Rare COVID-19 related illness rising in Louisiana, 4 children dead

Rare COVID-19 related illness rising in Louisiana, 4 children dead

NEW ORLEANS, La. (WVUE) - Children or young people who get COVID-19 in most cases don’t have severe symptoms or are asymptomatic. But in rare cases, there’s a COVID-related condition that could cause serious complications, Multisystem Inflammatory Syndrome in Children or MIS-C.

"Two of the four deaths that we've had from the syndrome in Louisiana were preciously health kids, who did not have underlying health conditions," said Dr. Joseph Kanter of the Louisiana Department of Health and Office of Public Health.

Kanter says the syndrome has been found to impact coronavirus patients who are younger than 21-years-old. He says the person develops MIS-C signs weeks after getting the COVID-19.

“They got exposed to COVID19, some of them got sick,” Kanter said. “Recovered from that and then a lot of them showed MIS-C signs a few weeks later. Which is interesting and we don’t have a good explanation to it.”

Health professionals admit there are many unknowns with the syndrome, “it can cause very serious illness,” Kanter said. “It can put kids in the ICU and it can cause death, like we’ve seen in Louisiana.”

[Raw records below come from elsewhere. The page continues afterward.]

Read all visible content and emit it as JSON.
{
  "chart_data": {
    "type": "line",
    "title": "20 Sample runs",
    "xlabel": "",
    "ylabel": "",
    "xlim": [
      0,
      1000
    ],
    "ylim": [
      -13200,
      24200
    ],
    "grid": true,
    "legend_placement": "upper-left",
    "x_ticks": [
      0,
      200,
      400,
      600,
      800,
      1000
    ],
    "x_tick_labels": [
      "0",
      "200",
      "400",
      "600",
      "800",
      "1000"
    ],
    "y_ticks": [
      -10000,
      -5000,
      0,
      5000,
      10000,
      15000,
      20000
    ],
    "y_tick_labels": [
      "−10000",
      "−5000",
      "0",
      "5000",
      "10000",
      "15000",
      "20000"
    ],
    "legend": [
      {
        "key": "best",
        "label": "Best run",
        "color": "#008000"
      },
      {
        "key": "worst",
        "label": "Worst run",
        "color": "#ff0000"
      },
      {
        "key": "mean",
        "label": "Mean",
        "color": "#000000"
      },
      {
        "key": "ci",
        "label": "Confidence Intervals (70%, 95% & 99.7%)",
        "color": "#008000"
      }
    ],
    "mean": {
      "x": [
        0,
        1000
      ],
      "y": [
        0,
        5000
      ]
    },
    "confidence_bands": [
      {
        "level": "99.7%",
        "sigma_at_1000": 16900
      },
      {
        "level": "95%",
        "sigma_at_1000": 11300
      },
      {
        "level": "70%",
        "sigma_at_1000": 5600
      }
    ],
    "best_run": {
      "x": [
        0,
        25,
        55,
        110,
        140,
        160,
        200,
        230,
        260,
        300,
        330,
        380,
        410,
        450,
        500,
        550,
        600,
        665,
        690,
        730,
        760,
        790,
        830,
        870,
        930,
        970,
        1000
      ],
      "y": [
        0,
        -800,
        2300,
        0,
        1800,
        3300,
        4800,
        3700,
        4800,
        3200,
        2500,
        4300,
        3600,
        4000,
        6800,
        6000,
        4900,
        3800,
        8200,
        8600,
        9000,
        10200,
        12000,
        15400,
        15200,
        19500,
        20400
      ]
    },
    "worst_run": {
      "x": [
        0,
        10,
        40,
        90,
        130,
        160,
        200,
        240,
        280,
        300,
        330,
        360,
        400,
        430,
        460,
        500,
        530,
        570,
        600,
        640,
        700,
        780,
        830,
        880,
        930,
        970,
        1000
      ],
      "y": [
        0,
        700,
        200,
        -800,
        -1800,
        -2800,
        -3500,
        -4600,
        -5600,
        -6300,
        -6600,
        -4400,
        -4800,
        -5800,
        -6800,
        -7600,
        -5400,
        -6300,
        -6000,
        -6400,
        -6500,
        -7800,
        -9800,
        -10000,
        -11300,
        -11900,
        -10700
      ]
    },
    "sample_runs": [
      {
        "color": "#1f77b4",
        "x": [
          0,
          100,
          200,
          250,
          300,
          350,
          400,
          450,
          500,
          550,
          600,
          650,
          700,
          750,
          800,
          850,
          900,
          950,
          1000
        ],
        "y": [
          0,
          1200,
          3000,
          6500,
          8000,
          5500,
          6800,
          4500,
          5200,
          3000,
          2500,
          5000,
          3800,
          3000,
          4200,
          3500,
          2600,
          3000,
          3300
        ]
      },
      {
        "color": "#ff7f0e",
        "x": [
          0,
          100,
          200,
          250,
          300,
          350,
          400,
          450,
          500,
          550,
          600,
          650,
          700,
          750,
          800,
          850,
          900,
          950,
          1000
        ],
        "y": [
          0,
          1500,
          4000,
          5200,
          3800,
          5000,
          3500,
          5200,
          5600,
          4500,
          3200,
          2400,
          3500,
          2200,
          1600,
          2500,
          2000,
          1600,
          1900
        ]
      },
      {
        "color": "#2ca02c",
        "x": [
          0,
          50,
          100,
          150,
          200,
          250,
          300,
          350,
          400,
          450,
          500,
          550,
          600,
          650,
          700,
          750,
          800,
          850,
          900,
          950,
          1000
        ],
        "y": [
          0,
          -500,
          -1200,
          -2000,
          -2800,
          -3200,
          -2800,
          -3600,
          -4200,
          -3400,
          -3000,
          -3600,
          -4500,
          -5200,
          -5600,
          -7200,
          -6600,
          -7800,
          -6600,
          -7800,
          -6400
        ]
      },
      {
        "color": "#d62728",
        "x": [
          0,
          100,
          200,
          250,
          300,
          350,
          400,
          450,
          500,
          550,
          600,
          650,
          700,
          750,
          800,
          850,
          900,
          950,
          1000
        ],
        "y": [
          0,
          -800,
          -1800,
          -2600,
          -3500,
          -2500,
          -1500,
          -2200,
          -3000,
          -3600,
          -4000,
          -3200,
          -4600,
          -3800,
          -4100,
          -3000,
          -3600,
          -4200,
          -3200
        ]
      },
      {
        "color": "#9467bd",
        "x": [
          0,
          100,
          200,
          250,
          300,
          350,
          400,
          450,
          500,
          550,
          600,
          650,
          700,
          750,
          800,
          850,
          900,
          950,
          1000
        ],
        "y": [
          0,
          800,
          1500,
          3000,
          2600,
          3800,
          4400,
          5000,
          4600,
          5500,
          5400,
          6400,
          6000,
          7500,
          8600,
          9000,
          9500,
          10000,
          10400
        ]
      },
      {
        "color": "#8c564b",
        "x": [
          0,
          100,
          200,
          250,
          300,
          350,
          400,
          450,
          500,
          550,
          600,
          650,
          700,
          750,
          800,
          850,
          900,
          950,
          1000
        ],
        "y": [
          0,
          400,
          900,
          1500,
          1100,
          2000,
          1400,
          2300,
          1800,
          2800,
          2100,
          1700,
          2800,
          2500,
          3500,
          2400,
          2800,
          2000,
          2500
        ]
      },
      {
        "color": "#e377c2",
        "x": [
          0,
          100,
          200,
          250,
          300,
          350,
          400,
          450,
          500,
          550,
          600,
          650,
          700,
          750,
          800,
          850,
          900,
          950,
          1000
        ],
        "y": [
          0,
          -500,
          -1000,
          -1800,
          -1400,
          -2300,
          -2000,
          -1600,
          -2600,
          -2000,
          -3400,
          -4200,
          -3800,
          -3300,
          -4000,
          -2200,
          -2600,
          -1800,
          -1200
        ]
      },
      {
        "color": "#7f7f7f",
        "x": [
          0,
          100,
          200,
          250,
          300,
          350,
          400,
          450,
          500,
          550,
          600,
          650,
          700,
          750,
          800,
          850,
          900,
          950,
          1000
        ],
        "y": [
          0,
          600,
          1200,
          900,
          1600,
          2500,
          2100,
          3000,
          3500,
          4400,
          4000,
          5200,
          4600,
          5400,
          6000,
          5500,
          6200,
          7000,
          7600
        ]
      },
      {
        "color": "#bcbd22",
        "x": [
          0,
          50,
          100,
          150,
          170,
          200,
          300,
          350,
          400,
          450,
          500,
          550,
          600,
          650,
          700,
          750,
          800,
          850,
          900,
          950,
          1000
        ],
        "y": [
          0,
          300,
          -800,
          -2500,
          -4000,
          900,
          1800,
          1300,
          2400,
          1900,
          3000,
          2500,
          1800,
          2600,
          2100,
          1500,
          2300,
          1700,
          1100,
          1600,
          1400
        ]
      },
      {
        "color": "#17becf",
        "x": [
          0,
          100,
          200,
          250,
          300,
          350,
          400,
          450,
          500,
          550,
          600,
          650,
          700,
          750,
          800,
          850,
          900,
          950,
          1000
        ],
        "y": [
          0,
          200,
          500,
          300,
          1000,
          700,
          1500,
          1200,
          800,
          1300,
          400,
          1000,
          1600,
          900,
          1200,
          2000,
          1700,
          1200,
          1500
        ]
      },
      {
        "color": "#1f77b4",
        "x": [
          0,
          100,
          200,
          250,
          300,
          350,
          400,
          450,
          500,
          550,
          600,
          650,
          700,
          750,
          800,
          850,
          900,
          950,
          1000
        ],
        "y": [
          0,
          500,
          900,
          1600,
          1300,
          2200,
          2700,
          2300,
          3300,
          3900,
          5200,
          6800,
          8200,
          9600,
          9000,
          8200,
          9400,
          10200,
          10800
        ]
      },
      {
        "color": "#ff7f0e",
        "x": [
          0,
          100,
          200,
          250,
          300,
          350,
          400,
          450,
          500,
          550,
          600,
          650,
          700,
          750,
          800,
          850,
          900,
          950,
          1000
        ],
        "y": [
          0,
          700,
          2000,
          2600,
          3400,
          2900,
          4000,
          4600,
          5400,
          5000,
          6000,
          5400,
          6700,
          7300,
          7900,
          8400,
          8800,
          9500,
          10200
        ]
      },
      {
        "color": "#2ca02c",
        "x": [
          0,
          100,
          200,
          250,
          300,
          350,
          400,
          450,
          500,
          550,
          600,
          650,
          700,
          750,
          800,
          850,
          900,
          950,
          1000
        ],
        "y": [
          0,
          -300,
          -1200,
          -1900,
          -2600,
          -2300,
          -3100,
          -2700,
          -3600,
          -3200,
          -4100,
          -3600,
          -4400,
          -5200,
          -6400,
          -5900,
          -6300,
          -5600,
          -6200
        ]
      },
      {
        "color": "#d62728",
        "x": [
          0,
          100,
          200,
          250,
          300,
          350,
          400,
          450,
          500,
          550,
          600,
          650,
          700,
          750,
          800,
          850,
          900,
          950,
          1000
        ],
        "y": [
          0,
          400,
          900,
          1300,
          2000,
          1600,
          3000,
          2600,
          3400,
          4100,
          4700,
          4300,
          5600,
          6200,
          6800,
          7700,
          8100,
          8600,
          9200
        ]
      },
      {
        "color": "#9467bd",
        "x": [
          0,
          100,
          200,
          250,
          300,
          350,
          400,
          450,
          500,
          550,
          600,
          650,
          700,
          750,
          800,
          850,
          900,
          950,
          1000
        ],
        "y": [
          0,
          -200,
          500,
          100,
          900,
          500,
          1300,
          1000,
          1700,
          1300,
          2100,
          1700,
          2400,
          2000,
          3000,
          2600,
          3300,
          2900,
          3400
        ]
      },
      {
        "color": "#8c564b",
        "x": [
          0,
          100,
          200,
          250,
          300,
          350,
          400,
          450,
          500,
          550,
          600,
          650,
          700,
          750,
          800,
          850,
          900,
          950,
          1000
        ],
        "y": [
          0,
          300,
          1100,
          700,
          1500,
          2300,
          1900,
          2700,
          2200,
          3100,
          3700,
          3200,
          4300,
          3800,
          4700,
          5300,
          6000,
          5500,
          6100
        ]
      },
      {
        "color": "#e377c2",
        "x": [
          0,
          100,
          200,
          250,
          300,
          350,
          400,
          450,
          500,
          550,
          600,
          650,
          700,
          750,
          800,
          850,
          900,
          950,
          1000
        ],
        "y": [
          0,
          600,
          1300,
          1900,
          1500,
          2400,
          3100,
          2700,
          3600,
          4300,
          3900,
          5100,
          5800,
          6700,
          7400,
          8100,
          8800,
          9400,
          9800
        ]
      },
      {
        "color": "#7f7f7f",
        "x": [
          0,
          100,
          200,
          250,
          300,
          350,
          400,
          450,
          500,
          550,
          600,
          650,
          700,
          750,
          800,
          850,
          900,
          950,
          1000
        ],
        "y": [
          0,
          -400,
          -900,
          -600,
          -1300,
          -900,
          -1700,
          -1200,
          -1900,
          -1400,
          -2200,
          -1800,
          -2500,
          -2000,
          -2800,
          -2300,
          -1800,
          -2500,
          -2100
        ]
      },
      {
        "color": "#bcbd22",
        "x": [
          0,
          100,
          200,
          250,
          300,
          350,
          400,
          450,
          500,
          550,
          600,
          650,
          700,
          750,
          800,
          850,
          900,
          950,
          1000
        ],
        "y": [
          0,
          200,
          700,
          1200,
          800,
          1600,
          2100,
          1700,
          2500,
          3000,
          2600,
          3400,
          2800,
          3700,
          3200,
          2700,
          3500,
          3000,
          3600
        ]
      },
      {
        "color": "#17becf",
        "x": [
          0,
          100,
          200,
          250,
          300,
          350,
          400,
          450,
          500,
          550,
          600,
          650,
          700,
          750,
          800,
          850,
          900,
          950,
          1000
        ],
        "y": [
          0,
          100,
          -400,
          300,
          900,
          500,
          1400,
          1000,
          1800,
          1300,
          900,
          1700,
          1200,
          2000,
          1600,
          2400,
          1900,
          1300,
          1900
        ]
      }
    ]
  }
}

Organs can become inflamed. Kanter says in older teenagers it can cause heart failure.

“This is not something subtle so the same things that would make a child of any age look sick,” said Dr. Leron Finger, Chief Quality Officer for Children’s Hospital New Orleans. “These are not sort of healthy children that get diagnosed with MIS-C they look ill and they look ill enough that you would want to take them to the hospital for evaluation that’s how sick they look.”

Health professionals stress most children recover and they don’t believe the syndrome itself is contagious.

Kanter says the best way to stay ahead of it is by following all COVID-19 guidelines.

“For anyone that doubts the severity of this, we have every reason to be precarious and take as many vigilant actions as possible,” said Kanter. “Playing it safe is really the best thing to do for anyone’s family.”